Revisiting psychological injury involving perception - Lindsay v IMB Ltd

There is a line of authority that permits workers to argue they have suffered a work-related psychological injury based on their perception of work events.  Deputy President Roche in Attorney General’s Department v K [2010] NSWWCPD 76 succinctly summarised the relevant principles when dealing with cases involving psychological injury based on the worker’s perception of events as follows:

  • Employers take their employees as they find them. There is an “eggshell psyche” principle which is the equivalent of the “eggshell skull” principle.

  • A perception of real events, which are not external [or imagined] events, can satisfy the test of injury arising out of or in the course of employment.

  • If events which actually occurred in the workplace were perceived as creating an offensive or hostile working environment, and a psychological injury followed, it is open to the Commission to conclude that causation is established.

  • If the events within the workplace were real, rather than imaginary, it does not matter that they affected the worker’s psyche because of a flawed perception of those events because of a disordered mind.

  • There is no requirement at law that the worker’s perception of events must have been one that passed some qualitative test based on an “objective measure of reasonableness.”

  • It is not necessary that the worker’s reaction to the events must have been “rational, reasonable and proportionate” before compensation can be recovered.

The recent decision of Lindsay v IMB Ltd [2019] NSWWCCPD 7 (“Lindsay”) brought to light these established principles and analysed what exactly is required to establish a work-related psychological injury caused by perception of events or conduct. 

In Lindsay, the worker was a loans assessor who received a promotion and was asked to perform a number of additional duties, including managing the loan queue and supervising a new employee.  She was also told her lending authority would be upgraded to class A.  Following her promotion, the worker alleged the relationship with her team and specifically her team leader, changed.  She was not congratulated on her promotion and was taken off management of the loan queue, which she saw as a demotion.  The worker says this led to her feeling anxious and betrayed, which caused her psychological injury.

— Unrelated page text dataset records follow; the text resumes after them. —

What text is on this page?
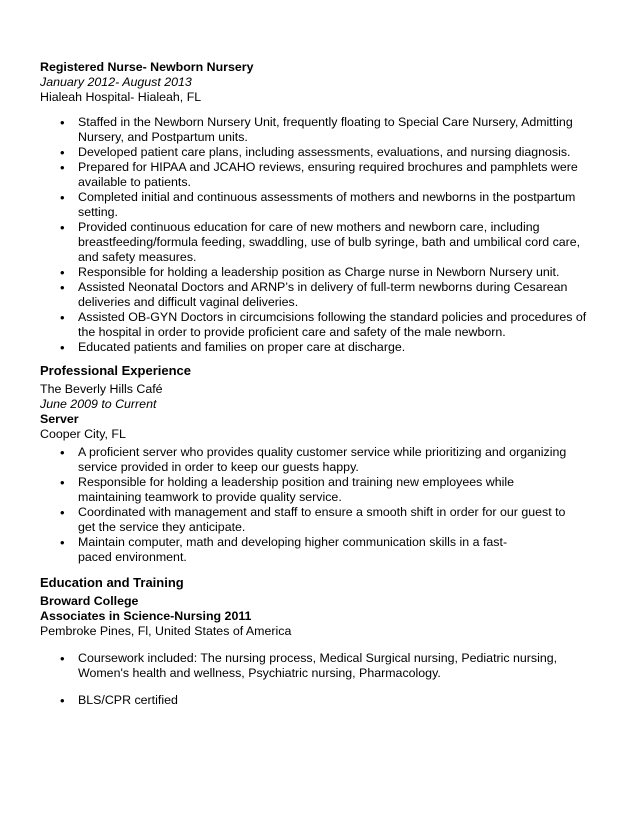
Registered Nurse- Newborn Nursery
January 2012- August 2013
Hialeah Hospital- Hialeah, FL
• Staffed in the Newborn Nursery Unit, frequently floating to Special Care Nursery, Admitting
Nursery, and Postpartum units.
• Developed patient care plans, including assessments, evaluations, and nursing diagnosis.
• Prepared for HIPAA and JCAHO reviews, ensuring required brochures and pamphlets were
available to patients.
• Completed initial and continuous assessments of mothers and newborns in the postpartum
setting.
• Provided continuous education for care of new mothers and newborn care, including
breastfeeding/formula feeding, swaddling, use of bulb syringe, bath and umbilical cord care,
and safety measures.
• Responsible for holding a leadership position as Charge nurse in Newborn Nursery unit.
• Assisted Neonatal Doctors and ARNP’s in delivery of full-term newborns during Cesarean
deliveries and difficult vaginal deliveries.
• Assisted OB-GYN Doctors in circumcisions following the standard policies and procedures of
the hospital in order to provide proficient care and safety of the male newborn.
• Educated patients and families on proper care at discharge.
Professional Experience
The Beverly Hills Café
June 2009 to Current
Server
Cooper City, FL
• A proficient server who provides quality customer service while prioritizing and organizing
service provided in order to keep our guests happy.
• Responsible for holding a leadership position and training new employees while
maintaining teamwork to provide quality service.
• Coordinated with management and staff to ensure a smooth shift in order for our guest to
get the service they anticipate.
• Maintain computer, math and developing higher communication skills in a fast-
paced environment.
Education and Training
Broward College
Associates in Science-Nursing 2011
Pembroke Pines, Fl, United States of America
• Coursework included: The nursing process, Medical Surgical nursing, Pediatric nursing,
Women's health and wellness, Psychiatric nursing, Pharmacology.
• BLS/CPR certified
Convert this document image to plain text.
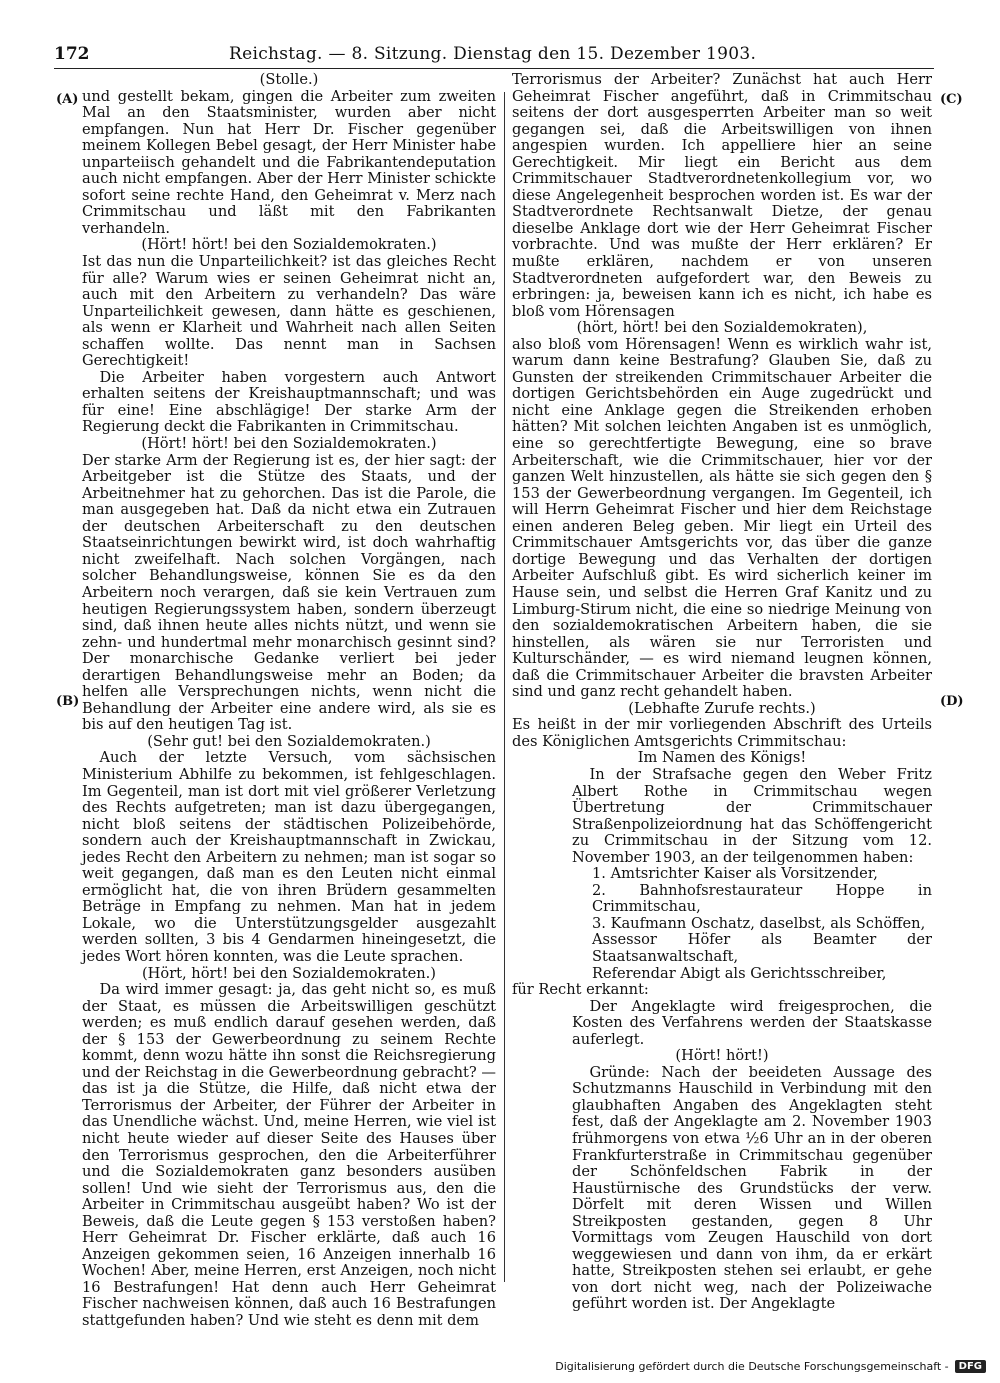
172	Reichstag. — 8. Sitzung. Dienstag den 15. Dezember 1903.
(A)
(B)
(C)
(D)

(Stolle.)

und gestellt bekam, gingen die Arbeiter zum zweiten Mal an den Staatsminister, wurden aber nicht empfangen. Nun hat Herr Dr. Fischer gegenüber meinem Kollegen Bebel gesagt, der Herr Minister habe unparteiisch gehandelt und die Fabrikantendeputation auch nicht empfangen. Aber der Herr Minister schickte sofort seine rechte Hand, den Geheimrat v. Merz nach Crimmitschau und läßt mit den Fabrikanten verhandeln.

(Hört! hört! bei den Sozialdemokraten.)

Ist das nun die Unparteilichkeit? ist das gleiches Recht für alle? Warum wies er seinen Geheimrat nicht an, auch mit den Arbeitern zu verhandeln? Das wäre Unparteilichkeit gewesen, dann hätte es geschienen, als wenn er Klarheit und Wahrheit nach allen Seiten schaffen wollte. Das nennt man in Sachsen Gerechtigkeit!

Die Arbeiter haben vorgestern auch Antwort erhalten seitens der Kreishauptmannschaft; und was für eine! Eine abschlägige! Der starke Arm der Regierung deckt die Fabrikanten in Crimmitschau.

(Hört! hört! bei den Sozialdemokraten.)

Der starke Arm der Regierung ist es, der hier sagt: der Arbeitgeber ist die Stütze des Staats, und der Arbeitnehmer hat zu gehorchen. Das ist die Parole, die man ausgegeben hat. Daß da nicht etwa ein Zutrauen der deutschen Arbeiterschaft zu den deutschen Staatseinrichtungen bewirkt wird, ist doch wahrhaftig nicht zweifelhaft. Nach solchen Vorgängen, nach solcher Behandlungsweise, können Sie es da den Arbeitern noch verargen, daß sie kein Vertrauen zum heutigen Regierungssystem haben, sondern überzeugt sind, daß ihnen heute alles nichts nützt, und wenn sie zehn- und hundertmal mehr monarchisch gesinnt sind? Der monarchische Gedanke verliert bei jeder derartigen Behandlungsweise mehr an Boden; da helfen alle Versprechungen nichts, wenn nicht die Behandlung der Arbeiter eine andere wird, als sie es bis auf den heutigen Tag ist.

(Sehr gut! bei den Sozialdemokraten.)

Auch der letzte Versuch, vom sächsischen Ministerium Abhilfe zu bekommen, ist fehlgeschlagen. Im Gegenteil, man ist dort mit viel größerer Verletzung des Rechts aufgetreten; man ist dazu übergegangen, nicht bloß seitens der städtischen Polizeibehörde, sondern auch der Kreishauptmannschaft in Zwickau, jedes Recht den Arbeitern zu nehmen; man ist sogar so weit gegangen, daß man es den Leuten nicht einmal ermöglicht hat, die von ihren Brüdern gesammelten Beträge in Empfang zu nehmen. Man hat in jedem Lokale, wo die Unterstützungsgelder ausgezahlt werden sollten, 3 bis 4 Gendarmen hineingesetzt, die jedes Wort hören konnten, was die Leute sprachen.

(Hört, hört! bei den Sozialdemokraten.)

Da wird immer gesagt: ja, das geht nicht so, es muß der Staat, es müssen die Arbeitswilligen geschützt werden; es muß endlich darauf gesehen werden, daß der § 153 der Gewerbeordnung zu seinem Rechte kommt, denn wozu hätte ihn sonst die Reichsregierung und der Reichstag in die Gewerbeordnung gebracht? — das ist ja die Stütze, die Hilfe, daß nicht etwa der Terrorismus der Arbeiter, der Führer der Arbeiter in das Unendliche wächst. Und, meine Herren, wie viel ist nicht heute wieder auf dieser Seite des Hauses über den Terrorismus gesprochen, den die Arbeiterführer und die Sozialdemokraten ganz besonders ausüben sollen! Und wie sieht der Terrorismus aus, den die Arbeiter in Crimmitschau ausgeübt haben? Wo ist der Beweis, daß die Leute gegen § 153 verstoßen haben? Herr Geheimrat Dr. Fischer erklärte, daß auch 16 Anzeigen gekommen seien, 16 Anzeigen innerhalb 16 Wochen! Aber, meine Herren, erst Anzeigen, noch nicht 16 Bestrafungen! Hat denn auch Herr Geheimrat Fischer nachweisen können, daß auch 16 Bestrafungen stattgefunden haben? Und wie steht es denn mit dem

Terrorismus der Arbeiter? Zunächst hat auch Herr Geheimrat Fischer angeführt, daß in Crimmitschau seitens der dort ausgesperrten Arbeiter man so weit gegangen sei, daß die Arbeitswilligen von ihnen angespien wurden. Ich appelliere hier an seine Gerechtigkeit. Mir liegt ein Bericht aus dem Crimmitschauer Stadtverordnetenkollegium vor, wo diese Angelegenheit besprochen worden ist. Es war der Stadtverordnete Rechtsanwalt Dietze, der genau dieselbe Anklage dort wie der Herr Geheimrat Fischer vorbrachte. Und was mußte der Herr erklären? Er mußte erklären, nachdem er von unseren Stadtverordneten aufgefordert war, den Beweis zu erbringen: ja, beweisen kann ich es nicht, ich habe es bloß vom Hörensagen

(hört, hört! bei den Sozialdemokraten),

also bloß vom Hörensagen! Wenn es wirklich wahr ist, warum dann keine Bestrafung? Glauben Sie, daß zu Gunsten der streikenden Crimmitschauer Arbeiter die dortigen Gerichtsbehörden ein Auge zugedrückt und nicht eine Anklage gegen die Streikenden erhoben hätten? Mit solchen leichten Angaben ist es unmöglich, eine so gerechtfertigte Bewegung, eine so brave Arbeiterschaft, wie die Crimmitschauer, hier vor der ganzen Welt hinzustellen, als hätte sie sich gegen den § 153 der Gewerbeordnung vergangen. Im Gegenteil, ich will Herrn Geheimrat Fischer und hier dem Reichstage einen anderen Beleg geben. Mir liegt ein Urteil des Crimmitschauer Amtsgerichts vor, das über die ganze dortige Bewegung und das Verhalten der dortigen Arbeiter Aufschluß gibt. Es wird sicherlich keiner im Hause sein, und selbst die Herren Graf Kanitz und zu Limburg-Stirum nicht, die eine so niedrige Meinung von den sozialdemokratischen Arbeitern haben, die sie hinstellen, als wären sie nur Terroristen und Kulturschänder, — es wird niemand leugnen können, daß die Crimmitschauer Arbeiter die bravsten Arbeiter sind und ganz recht gehandelt haben.

(Lebhafte Zurufe rechts.)

Es heißt in der mir vorliegenden Abschrift des Urteils des Königlichen Amtsgerichts Crimmitschau:

Im Namen des Königs!

In der Strafsache gegen den Weber Fritz Albert Rothe in Crimmitschau wegen Übertretung der Crimmitschauer Straßenpolizeiordnung hat das Schöffengericht zu Crimmitschau in der Sitzung vom 12. November 1903, an der teilgenommen haben:

1. Amtsrichter Kaiser als Vorsitzender,
2. Bahnhofsrestaurateur Hoppe in Crimmitschau,
3. Kaufmann Oschatz, daselbst, als Schöffen,
Assessor Höfer als Beamter der Staatsanwaltschaft,
Referendar Abigt als Gerichtsschreiber,

für Recht erkannt:

Der Angeklagte wird freigesprochen, die Kosten des Verfahrens werden der Staatskasse auferlegt.

(Hört! hört!)

Gründe: Nach der beeideten Aussage des Schutzmanns Hauschild in Verbindung mit den glaubhaften Angaben des Angeklagten steht fest, daß der Angeklagte am 2. November 1903 frühmorgens von etwa ½6 Uhr an in der oberen Frankfurterstraße in Crimmitschau gegenüber der Schönfeldschen Fabrik in der Haustürnische des Grundstücks der verw. Dörfelt mit deren Wissen und Willen Streikposten gestanden, gegen 8 Uhr Vormittags vom Zeugen Hauschild von dort weggewiesen und dann von ihm, da er erkärt hatte, Streikposten stehen sei erlaubt, er gehe von dort nicht weg, nach der Polizeiwache geführt worden ist. Der Angeklagte

Digitalisierung gefördert durch die Deutsche Forschungsgemeinschaft -	DFG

The claim was disputed and the worker commenced proceedings in the Workers Compensation Commission.  The arbitrator found in favour of the respondent, concluding the factual evidence did not corroborate the worker’s allegations against her team leader.  The arbitrator believed the events relied on by the worker as having caused her psychological injury, were not real events and, therefore, the worker did not receive a psychological injury as a result of her employment.

The worker appealed the decision and argued the arbitrator failed to appreciate the difference between the perception and actuality of events.  For example, the worker argued she saw her withdrawal from the management of the loan queue as a demotion.  This was a real event. 

On appeal, the Deputy President reiterated the critical question is whether the event or events complained of and relied upon actually occurred in the workplace.  If they did occur and the worker perceived them as creating a hostile work environment, and a psychological injury resulted, causation is established.  The Deputy President considered the principles summarised by President Roche in Attorney General v K and the earlier Court of Appeal decision in Chemler

The Deputy President also made clear that a worker’s reaction to certain events is always subjective and depends on their personality and circumstances.  There is no need to establish the worker’s response was rational or reasonable. 

In this worker’s case, the events she relied on were real events.  The factual evidence confirmed this.  The claim therefore relied on events that had actually occurred, which the worker perceived as creating a hostile work environment, causing her psychological injury.  It did not matter that the factual evidence, including statements from the worker’s colleagues, did not corroborate her version of events.  The fact the events occurred was enough to establish there had been a work-related injury.  

The arbitrator’s finding was therefore inconsistent with the decision in Chemler.  The decision of the arbitrator was overturned and the Certificate of Determination was revoked with the proceedings referred to another arbitrator for re-determination.  

This decision is a timely reminder of the well-established principles governing cases of psychological injury involving perception.  It does not matter if the worker’s evidence is different to the evidence of their co-workers.  The relevant consideration is whether the events occurred and, if so, whether they were perceived by the worker as creating a hostile work environment, and a psychological injury resulted.  If these three things are satisfied, work-related injury is established.